In February, FLC welcomed author Craig Childs and his book Apocalyptic Planet: Field Guide to the Future of the Earth for this year’s Common Reading Experience. In the book, Childs ventured to the earth’s extreme environments to explore what the end of the world looks like. He discussed those experiences with students in several classroom visits, two community lectures, and a panel on writing and publishing.
“I feel like we need to understand our context when there's something big going on environmentally, politically, socially,” Childs says. “What is actually happening and how does it compare to what's happened in the past?”
The annual Common Reading Experience aims to provide an avenue for discussion among students, faculty, administration, and the Durango community, via a shared reading that bridges academic disciplines. During his intensive two-day visit, Childs met with Geology and Writing students and hosted a library Q&A. He dined with the Environmental Center’s Real Food luncheon on campus. And he packed the Community Concert Hall for a keynote presentation on apocalypse.

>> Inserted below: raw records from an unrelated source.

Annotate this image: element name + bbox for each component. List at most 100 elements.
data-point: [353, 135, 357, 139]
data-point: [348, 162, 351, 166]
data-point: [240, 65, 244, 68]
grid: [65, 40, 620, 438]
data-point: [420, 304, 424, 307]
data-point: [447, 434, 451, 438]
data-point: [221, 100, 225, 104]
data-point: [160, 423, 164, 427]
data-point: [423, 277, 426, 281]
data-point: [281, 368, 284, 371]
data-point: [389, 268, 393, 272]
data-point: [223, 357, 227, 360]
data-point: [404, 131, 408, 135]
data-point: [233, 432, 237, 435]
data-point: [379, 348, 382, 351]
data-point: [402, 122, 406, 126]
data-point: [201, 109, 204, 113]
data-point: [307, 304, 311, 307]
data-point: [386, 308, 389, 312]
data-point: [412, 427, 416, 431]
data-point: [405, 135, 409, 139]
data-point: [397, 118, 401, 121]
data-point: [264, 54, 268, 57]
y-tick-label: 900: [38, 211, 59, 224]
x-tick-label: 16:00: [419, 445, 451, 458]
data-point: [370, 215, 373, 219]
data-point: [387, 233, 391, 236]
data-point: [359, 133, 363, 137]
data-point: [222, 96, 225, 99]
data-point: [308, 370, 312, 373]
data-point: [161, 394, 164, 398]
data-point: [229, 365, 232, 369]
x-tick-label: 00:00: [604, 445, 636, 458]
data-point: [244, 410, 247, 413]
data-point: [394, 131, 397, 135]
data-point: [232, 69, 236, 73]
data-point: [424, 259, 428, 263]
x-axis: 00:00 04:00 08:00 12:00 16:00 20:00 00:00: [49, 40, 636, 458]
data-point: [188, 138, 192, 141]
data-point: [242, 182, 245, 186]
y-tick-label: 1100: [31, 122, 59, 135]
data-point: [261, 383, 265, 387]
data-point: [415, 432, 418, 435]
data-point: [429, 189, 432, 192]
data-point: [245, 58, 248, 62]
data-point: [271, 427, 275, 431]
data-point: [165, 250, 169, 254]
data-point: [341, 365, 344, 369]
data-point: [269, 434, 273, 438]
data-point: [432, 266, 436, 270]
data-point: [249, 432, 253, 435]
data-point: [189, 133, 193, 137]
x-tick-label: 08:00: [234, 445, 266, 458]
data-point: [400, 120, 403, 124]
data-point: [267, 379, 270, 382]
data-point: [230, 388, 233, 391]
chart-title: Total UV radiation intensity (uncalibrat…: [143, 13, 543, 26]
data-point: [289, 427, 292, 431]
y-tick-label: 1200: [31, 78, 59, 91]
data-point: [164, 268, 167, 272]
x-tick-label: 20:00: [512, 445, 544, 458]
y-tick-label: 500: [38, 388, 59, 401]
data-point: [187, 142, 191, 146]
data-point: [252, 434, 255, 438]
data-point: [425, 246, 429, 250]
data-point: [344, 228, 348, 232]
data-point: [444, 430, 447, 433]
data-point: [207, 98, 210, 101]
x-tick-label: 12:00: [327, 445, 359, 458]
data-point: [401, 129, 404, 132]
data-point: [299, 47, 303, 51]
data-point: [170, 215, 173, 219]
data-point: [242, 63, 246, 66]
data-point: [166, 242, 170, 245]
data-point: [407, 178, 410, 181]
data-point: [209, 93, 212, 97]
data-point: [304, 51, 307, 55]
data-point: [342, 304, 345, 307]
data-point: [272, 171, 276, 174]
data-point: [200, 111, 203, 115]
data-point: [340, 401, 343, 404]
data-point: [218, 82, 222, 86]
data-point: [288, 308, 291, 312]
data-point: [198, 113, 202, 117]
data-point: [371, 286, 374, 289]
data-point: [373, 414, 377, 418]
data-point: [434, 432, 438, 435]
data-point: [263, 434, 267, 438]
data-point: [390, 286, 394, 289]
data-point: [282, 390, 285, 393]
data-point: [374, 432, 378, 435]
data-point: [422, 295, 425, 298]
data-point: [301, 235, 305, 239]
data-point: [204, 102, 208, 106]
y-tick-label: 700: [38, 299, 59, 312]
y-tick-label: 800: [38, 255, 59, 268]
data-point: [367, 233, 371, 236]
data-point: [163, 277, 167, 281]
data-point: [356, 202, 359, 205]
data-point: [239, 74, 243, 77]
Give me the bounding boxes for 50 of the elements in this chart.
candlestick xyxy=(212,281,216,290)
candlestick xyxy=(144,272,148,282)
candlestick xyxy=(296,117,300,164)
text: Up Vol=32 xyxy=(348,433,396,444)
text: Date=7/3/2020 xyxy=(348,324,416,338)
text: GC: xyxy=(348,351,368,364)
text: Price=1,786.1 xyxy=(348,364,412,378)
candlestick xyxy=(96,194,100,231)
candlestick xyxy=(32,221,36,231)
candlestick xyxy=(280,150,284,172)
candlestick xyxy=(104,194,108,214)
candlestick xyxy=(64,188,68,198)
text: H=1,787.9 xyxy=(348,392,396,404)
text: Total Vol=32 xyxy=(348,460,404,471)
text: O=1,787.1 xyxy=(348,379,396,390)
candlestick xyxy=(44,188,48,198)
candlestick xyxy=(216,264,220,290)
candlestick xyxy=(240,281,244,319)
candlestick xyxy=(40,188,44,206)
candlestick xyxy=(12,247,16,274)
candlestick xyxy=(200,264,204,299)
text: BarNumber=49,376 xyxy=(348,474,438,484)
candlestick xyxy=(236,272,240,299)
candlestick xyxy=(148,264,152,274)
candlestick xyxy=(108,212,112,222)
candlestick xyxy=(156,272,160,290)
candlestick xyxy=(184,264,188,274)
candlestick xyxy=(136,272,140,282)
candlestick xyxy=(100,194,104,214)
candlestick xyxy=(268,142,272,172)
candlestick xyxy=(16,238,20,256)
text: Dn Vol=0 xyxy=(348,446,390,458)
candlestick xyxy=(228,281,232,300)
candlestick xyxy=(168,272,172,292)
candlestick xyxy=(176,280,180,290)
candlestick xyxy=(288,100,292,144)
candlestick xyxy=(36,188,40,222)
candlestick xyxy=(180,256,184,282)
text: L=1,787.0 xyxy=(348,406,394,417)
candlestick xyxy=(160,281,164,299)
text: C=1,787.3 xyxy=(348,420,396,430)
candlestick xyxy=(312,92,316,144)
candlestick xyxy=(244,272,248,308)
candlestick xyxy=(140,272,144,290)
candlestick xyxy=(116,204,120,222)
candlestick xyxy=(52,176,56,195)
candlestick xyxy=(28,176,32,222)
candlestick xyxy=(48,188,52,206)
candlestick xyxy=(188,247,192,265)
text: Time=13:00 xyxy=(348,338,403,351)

The ideas that Apocalyptic Planet presents about the future of the Earth are intended to challenge readers, which made the book an ideal choice for the CRE. After all, Childs admits, there are no right answers when it comes to human interactions with the planet.
Yet despite the difficulties of facing our species’ impact, he says he does not feel doom. “I feel great possibility,” he says. “The world is not coming to an end. Or at least, what an end looks like is not what we think it is.”
Among these great possibilities is the hope that his readers and listeners will continue trying to find solutions despite the challenges.
“I want to share the idea of not being fearful, not going into paralysis,” Childs says. “Because that’s where we fail. And I want to say: don’t stop. It’s time to keep doing whatever it is you believe in.”